The Securities and Exchange Commission’s Office of Investor Education and Advocacy issued an investor alert aimed at helping investors protect themselves against online investment fraud. The alert was prompted, in part, by the SEC’s recent charges against an Illinois man who used various social media sites, such as LinkedIn, to promote more than $500 billion in fictitious securities. The postings generated interest from numerous potential buyers in the fictitious offerings.
The alert offers five ways to help avoid becoming the victim of online investment fraud:
1. Unsolicited Investment Opportunities Exercise extreme caution when you receive any unsolicited message from someone you do not know regarding an investment opportunity. Many scammers use spam to reach potential victims. If you receive any post on your wall, tweet or e-mail from someone you do not know regarding a “can’t fail” investment opportunity, the safest thing to do is delete it.
2. Know the common warning signs If an investment sounds “too good to be true,” promises “guaranteed” returns or is promoted as a “once-in-a-lifetime” opportunity, you should be very wary.
3. Be aware of “affinity fraud” Affinity fraud refers to scams that prey upon members of identifiable groups such as religious, ethnic or professional organizations. You should never make an investment solely based upon the recommendation of a member of a group you belong to without thoroughly investigating the investment. Even if the individual recommending the investment is known to you and seems trustworthy, remember that the individual may have been tricked in to believing the investment is legitimate when it is not.

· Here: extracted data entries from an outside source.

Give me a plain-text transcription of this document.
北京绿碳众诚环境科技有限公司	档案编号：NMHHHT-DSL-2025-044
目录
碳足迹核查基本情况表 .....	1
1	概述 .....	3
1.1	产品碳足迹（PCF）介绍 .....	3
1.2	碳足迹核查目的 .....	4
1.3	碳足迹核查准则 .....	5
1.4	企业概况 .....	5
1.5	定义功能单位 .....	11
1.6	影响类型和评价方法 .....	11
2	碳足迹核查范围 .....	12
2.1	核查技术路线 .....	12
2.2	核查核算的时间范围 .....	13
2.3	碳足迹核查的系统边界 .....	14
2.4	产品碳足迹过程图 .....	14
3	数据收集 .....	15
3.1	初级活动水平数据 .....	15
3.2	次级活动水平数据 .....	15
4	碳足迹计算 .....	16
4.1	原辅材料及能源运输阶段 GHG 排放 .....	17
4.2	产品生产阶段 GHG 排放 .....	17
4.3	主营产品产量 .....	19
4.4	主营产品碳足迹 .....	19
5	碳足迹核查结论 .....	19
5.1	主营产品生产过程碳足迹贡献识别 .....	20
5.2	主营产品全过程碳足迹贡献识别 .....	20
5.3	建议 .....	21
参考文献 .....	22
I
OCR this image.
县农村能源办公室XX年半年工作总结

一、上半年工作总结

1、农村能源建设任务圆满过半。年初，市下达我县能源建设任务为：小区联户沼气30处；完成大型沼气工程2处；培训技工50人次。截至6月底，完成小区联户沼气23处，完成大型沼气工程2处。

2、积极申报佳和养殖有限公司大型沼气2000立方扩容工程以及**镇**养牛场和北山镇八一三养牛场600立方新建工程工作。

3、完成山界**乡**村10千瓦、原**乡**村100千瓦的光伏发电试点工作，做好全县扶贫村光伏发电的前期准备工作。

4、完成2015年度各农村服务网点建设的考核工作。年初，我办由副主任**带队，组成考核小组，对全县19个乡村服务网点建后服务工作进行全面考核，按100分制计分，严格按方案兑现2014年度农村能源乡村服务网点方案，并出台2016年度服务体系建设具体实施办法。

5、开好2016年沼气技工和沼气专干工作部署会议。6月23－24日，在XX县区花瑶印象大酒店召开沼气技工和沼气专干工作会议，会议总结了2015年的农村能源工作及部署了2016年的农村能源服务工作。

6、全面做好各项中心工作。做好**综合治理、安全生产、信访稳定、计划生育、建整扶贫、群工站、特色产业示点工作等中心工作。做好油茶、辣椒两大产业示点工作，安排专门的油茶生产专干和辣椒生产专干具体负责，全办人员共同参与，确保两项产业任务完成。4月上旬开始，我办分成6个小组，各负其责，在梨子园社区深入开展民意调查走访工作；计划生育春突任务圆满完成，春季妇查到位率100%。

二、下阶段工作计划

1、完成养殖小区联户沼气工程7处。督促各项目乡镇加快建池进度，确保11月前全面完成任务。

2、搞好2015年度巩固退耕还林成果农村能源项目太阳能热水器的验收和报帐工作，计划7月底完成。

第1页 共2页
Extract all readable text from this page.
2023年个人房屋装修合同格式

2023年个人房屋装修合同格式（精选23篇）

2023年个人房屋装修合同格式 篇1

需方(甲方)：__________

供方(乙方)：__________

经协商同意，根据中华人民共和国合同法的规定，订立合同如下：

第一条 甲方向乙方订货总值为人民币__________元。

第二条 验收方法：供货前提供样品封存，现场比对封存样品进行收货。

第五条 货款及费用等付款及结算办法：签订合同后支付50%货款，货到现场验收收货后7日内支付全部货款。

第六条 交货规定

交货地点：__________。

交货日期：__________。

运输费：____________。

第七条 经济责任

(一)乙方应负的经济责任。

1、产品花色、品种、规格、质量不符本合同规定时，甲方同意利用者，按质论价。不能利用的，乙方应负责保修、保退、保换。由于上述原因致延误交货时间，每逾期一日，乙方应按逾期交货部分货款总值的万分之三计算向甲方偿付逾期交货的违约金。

4. Online Privacy Settings Unless you guard your personal information, it will be available to anyone with access to the internet, including fraudsters. Review and adjust the security and privacy settings on the social media websites your use to avoid unwanted access to your private information.
5. Do Your Homework You should research every investment opportunity before handing over your hard earned money. You should never rely on a “testimonial” or take the investment promoter’s word at face value, no matter how sincere or trustworthy he or she seems. You can check out the legitimacy of many investments through your state’s securities division or the SEC’s online database (https://investor.gov/). You can review the employment and complaint history of a stockbroker through the Financial Industry Regulatory Authority (FINRA)’s BrokerCheck database
(www.finra.org/Investors/ToolsCalculators/BrokerCheck) and investment advisors at the SEC’s Investment Adviser Public Disclosure database (www.adviserinfo.sec.gov).